有倒是不做死就不会死,见他俩这么牛逼保长也被吓到了,这小子也是个奇才,知道反抗没用竟然眼睛一翻装起病来,直到那两个大兵牵了水猴去保长家里这保长才一翻身坐了起来哆嗦成一团,当天晚上,保长和姜姓老汉一直不敢睡觉,直到第二天中午,保长估计两个大兵回山上了才回到自己家里,可这一推门,赫然发现两个士兵惨死在了自家灶房的的大水缸里。
这事在当地流传得很广,版本也很多,不过大体的情形没有什么出入,再之后,姜家就将大网撤了,水猴子的传说却出现得越来越频繁,每过两年总会有几个小孩子被水猴撕扯的传闻出现在这里,不幸遇难的也有好几个了,被那东西抓伤的更是数不胜数。
最近这些日子,那玩意闹得更凶了,光这几天被它害死的小孩儿就有好几个,烧香磕头地祭拜了一个多月,一切也没有好转。后来,村里的人打电话报了案,可警局的人来看了一眼就走了,再之后,村委会筹了一点钱找了几个很有名的猎户去抓它,足足折腾了几个月也没个结果,到现在,一到晚上还能听见这水里有什么东西在划水,哗啦啦哗啦啦的声音也不知道是从哪里传出来的,你要是不过去还好,只要一到水边,说不定哪下子就被猴子给抓走了。
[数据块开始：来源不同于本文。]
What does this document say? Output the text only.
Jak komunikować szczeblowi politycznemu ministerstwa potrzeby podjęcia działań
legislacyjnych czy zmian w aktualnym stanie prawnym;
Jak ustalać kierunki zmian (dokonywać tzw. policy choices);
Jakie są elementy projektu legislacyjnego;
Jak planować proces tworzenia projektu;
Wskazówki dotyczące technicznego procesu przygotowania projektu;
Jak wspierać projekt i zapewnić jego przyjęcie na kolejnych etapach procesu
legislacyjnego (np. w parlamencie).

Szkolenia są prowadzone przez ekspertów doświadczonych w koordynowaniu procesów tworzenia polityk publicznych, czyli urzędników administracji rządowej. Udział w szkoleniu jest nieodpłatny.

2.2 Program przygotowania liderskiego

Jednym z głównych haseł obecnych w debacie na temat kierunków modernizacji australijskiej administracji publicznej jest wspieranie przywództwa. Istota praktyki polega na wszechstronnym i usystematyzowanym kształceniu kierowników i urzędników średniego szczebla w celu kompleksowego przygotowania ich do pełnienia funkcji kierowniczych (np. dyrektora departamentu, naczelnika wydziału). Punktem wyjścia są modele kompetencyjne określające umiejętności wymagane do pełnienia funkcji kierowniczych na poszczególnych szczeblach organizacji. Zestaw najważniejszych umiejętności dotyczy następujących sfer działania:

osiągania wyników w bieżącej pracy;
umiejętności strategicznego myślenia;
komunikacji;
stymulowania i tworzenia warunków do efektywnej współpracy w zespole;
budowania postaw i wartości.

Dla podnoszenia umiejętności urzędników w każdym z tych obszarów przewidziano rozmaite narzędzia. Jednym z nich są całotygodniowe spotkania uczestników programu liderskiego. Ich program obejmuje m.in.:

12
实在没办法了,听人介绍请了我们过来,我看他们的样子不像是在说谎,心中也有一团疑问解不开,要是他们说的都是实话,那这猴子最少也得七十多了吧,这么大年纪了抓人干嘛?从常识来判断,找徒弟的可能性不大,认干爹的可能性也不大,满足某些生理需要什么的倒是合情合理,可是或许难道
是用来吃的?
“遇害者,都是女孩儿么?”先我一步,小黑胖子腆着个大脸说。
一听这话,我转头看他,此时此刻,我从众人那愤怒的目光中看出了他们的答案,就连正襟危坐的金九爷也不动声色地瞪了他一眼。
好险。
心中庆幸,不由得佩服他的心直口快,靠在椅子上拍拍他的肩头我赶忙将话题拉了回来,“老书记,您能确定,这些都是那水猴子干的么?”
“你什么意思?”老头儿听后,微微一怔。
“水猴子吃人么?”
“吃。”老头儿闻言,认真道,见我们几个不置可否,他站起身来领着我们去了一个祠堂,祠堂里,两个简陋的担架摆在一边,腐肉特有的恶臭在很远就能闻到,白色的被单底下,两个尸体一样的东西放在那里。
金九爷走上前撩开被单的一角,眉头紧锁没再说话,我也凑过去看了一下,二话没说,当时就将刚刚吃下去的东西吐了出来。